The Philippines’ labor secretary, Silvestre Bello III, told the ABS-CBN news network that it would not allow workers to travel to Israel “until we can ensure their safety.”
“As of now we won’t be deploying workers,” he said, adding: “As we can see, there’s bombing everywhere. If we deploy, it would be difficult — it would be my responsibility.”
About 30,000 Filipinos work in Israel, mostly as domestic workers and as caregivers for older or disabled Israelis. They are part of a large labor force of more than 200,000 foreigners who work in primarily low-wage jobs in sectors like construction and agriculture.

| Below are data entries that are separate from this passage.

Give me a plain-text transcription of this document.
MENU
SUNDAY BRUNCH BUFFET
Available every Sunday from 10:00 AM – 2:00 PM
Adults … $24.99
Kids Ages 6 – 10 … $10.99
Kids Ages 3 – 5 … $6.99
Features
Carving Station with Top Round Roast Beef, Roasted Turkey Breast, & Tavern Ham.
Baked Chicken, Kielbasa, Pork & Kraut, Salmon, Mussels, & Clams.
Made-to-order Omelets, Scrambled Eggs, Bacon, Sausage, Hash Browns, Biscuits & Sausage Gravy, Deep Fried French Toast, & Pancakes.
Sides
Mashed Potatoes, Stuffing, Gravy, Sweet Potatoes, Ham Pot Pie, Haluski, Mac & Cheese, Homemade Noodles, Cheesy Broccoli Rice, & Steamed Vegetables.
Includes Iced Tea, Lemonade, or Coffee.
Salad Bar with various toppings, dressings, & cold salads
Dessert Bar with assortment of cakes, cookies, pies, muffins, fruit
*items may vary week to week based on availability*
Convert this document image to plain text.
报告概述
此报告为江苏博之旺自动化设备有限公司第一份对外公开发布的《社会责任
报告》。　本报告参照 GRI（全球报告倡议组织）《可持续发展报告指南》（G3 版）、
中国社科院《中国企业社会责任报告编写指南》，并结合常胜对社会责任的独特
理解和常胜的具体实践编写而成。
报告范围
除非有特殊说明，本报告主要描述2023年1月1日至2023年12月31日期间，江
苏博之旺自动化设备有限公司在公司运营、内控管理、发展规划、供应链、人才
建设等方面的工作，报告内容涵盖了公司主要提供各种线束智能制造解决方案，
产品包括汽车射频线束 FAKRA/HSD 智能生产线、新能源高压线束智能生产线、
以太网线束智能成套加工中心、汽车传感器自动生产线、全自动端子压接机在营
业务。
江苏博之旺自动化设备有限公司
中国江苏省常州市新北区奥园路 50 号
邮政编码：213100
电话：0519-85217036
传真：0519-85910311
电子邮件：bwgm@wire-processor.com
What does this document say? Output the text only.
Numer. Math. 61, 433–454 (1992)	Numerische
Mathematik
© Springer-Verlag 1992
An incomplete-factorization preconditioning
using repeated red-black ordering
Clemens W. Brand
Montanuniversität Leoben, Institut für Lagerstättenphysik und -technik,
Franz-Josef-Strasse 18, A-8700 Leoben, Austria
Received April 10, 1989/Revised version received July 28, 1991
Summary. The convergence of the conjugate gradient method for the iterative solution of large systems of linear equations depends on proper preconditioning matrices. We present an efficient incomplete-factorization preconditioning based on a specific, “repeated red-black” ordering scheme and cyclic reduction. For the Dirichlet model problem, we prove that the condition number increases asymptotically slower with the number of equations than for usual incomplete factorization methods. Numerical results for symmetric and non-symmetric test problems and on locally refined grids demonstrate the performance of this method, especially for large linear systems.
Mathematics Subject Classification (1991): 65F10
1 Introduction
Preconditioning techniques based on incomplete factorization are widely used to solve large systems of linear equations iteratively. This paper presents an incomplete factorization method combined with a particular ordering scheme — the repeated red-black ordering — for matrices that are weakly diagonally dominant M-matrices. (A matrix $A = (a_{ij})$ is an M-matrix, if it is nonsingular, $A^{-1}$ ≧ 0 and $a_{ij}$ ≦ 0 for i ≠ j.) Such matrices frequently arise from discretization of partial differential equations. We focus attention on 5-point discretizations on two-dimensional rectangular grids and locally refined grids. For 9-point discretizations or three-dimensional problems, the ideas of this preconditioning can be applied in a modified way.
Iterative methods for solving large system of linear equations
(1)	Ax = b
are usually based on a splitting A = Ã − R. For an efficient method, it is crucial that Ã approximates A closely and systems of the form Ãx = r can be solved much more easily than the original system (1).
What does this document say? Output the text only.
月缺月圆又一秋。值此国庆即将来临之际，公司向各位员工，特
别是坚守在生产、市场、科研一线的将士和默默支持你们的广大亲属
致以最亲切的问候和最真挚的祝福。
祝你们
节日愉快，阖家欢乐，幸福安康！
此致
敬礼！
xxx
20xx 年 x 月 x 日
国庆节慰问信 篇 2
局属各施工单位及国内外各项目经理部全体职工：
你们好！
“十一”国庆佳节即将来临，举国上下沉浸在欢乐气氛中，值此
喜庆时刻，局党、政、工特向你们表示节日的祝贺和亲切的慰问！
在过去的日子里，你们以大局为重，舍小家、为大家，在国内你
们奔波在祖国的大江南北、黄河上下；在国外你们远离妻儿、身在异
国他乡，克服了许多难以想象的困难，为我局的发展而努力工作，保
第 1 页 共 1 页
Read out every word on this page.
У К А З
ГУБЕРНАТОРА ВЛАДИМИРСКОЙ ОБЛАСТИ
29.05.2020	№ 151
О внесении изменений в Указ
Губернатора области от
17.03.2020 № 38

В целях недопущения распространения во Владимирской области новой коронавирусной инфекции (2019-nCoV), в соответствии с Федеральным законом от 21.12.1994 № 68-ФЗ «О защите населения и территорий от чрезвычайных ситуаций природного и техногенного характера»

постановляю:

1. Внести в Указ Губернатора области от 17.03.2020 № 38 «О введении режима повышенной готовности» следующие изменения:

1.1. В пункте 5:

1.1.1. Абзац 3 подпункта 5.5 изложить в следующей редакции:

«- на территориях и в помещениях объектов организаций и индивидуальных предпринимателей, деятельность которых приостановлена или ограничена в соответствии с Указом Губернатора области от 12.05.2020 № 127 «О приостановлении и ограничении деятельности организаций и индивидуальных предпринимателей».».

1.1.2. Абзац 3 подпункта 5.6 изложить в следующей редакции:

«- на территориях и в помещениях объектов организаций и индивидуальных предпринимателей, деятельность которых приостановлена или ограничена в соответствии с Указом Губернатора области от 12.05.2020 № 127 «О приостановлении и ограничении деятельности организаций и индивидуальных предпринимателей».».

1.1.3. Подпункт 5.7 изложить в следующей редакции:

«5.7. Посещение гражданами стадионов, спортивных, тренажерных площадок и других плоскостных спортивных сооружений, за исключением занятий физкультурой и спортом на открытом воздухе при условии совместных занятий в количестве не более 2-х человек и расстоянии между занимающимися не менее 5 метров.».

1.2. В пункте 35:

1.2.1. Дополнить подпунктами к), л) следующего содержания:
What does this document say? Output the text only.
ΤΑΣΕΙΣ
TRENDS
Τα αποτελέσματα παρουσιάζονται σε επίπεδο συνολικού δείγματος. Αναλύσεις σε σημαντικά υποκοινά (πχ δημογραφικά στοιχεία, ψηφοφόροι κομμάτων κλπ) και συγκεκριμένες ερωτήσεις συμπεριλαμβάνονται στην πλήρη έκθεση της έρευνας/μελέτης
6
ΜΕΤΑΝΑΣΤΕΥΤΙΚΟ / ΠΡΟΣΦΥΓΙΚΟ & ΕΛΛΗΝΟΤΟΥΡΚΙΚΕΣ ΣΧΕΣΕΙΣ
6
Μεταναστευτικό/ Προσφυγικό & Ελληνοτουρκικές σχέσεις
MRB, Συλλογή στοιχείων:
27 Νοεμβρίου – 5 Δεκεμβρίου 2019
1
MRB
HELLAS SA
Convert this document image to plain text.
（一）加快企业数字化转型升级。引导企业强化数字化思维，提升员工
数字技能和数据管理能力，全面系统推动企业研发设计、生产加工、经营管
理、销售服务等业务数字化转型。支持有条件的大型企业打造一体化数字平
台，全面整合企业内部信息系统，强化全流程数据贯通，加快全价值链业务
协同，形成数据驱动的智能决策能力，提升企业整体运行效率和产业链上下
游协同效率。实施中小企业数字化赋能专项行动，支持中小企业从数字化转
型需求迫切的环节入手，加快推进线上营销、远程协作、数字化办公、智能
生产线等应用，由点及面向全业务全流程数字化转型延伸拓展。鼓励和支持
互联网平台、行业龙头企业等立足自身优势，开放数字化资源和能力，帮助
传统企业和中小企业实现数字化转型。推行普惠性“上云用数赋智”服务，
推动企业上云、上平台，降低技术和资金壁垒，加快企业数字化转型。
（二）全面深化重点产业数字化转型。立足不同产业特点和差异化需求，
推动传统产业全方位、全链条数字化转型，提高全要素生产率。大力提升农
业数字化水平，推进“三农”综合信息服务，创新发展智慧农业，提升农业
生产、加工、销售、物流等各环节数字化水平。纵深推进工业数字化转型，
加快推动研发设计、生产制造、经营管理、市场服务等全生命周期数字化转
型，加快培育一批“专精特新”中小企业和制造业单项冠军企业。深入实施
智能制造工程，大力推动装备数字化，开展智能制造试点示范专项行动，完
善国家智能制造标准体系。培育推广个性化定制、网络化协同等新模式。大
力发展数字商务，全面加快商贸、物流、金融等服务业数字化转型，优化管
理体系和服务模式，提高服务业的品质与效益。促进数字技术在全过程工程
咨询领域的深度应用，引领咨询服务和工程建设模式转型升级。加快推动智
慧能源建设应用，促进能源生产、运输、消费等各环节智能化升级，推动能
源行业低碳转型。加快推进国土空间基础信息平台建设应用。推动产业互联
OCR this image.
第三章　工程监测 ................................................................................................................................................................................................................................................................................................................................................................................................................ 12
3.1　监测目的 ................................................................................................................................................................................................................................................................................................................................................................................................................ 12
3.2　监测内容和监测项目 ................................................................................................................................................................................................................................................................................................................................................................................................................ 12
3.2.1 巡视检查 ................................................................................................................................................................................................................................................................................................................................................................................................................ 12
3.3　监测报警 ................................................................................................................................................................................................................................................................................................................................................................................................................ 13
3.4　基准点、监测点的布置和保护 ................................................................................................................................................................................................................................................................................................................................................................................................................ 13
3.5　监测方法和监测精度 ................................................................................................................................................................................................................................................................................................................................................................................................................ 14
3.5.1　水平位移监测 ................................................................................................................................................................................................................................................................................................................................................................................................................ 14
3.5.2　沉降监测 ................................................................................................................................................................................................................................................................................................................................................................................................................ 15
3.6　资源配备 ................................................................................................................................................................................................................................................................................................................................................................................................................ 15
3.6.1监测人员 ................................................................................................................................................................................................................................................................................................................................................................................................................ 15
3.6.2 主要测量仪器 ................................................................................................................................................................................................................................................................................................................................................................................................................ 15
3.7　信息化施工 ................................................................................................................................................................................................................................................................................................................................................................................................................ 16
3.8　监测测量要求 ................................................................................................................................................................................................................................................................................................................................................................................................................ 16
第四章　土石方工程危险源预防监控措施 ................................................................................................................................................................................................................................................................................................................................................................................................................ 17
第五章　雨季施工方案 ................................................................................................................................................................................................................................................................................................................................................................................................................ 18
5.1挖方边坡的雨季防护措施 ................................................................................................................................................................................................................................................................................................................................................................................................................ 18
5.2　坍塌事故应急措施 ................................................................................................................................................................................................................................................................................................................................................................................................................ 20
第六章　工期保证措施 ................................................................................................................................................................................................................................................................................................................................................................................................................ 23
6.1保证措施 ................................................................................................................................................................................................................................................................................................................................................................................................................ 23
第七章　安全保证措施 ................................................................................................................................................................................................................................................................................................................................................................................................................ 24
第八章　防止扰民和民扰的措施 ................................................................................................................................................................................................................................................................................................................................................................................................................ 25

Investigations by news outlets and rights groups have highlighted these workers’ accusations of underpayment, crowded living conditions and occupational hazards. Filipino workers, most of whom are female, risk deportation if they marry or give birth, both of which are forbidden under Israeli laws governing foreign workers.
Yet more Filipinos are applying to work in Israel, where they earn higher salaries than they could at home, and demand for their services is increasing. The Israeli government recently relaxed educational requirements for overseas caregivers, and 400 Filipinos were set to travel to Israel until the Philippine government announced the pause.
No Filipino has been injured since fighting between Israel and Hamas militants began on May 10, officials said. The Philippine government has said that it is prepared to bring its citizens home from Israel amid the conflict, but that none have expressed interest.
Prime Minister Benjamin Netanyahu of Israel said in a briefing on Wednesday that the recent deaths of the foreign workers were “one more manifestation of the fact that Hamas indiscriminately targets everyone.”
Israel has likewise been criticized for military airstrikes in Gaza that have killed more than 230 Palestinians and wounded more than 1,600 since May 10.
Our Jerusalem bureau chief, Patrick Kingsley, examined the events that have led to the past week’s violence, the worst between Israelis and Palestinians in years. A little-noticed police action in Jerusalem was among them. He writes:
Twenty-seven days before the first rocket was fired from Gaza this week, a squad of Israeli police officers entered the Aqsa Mosque in Jerusalem, brushed the Palestinian attendants aside and strode across its vast limestone courtyard. Then they cut the cables to the loudspeakers that broadcast prayers to the faithful from four medieval minarets.
It was the night of April 13, the first day of the Muslim holy month of Ramadan. It was also Memorial Day in Israel, which honors those who died fighting for the country. The Israeli president was delivering a speech at the Western Wall, a sacred Jewish site that lies below the mosque, and Israeli officials were concerned that the prayers would drown it out.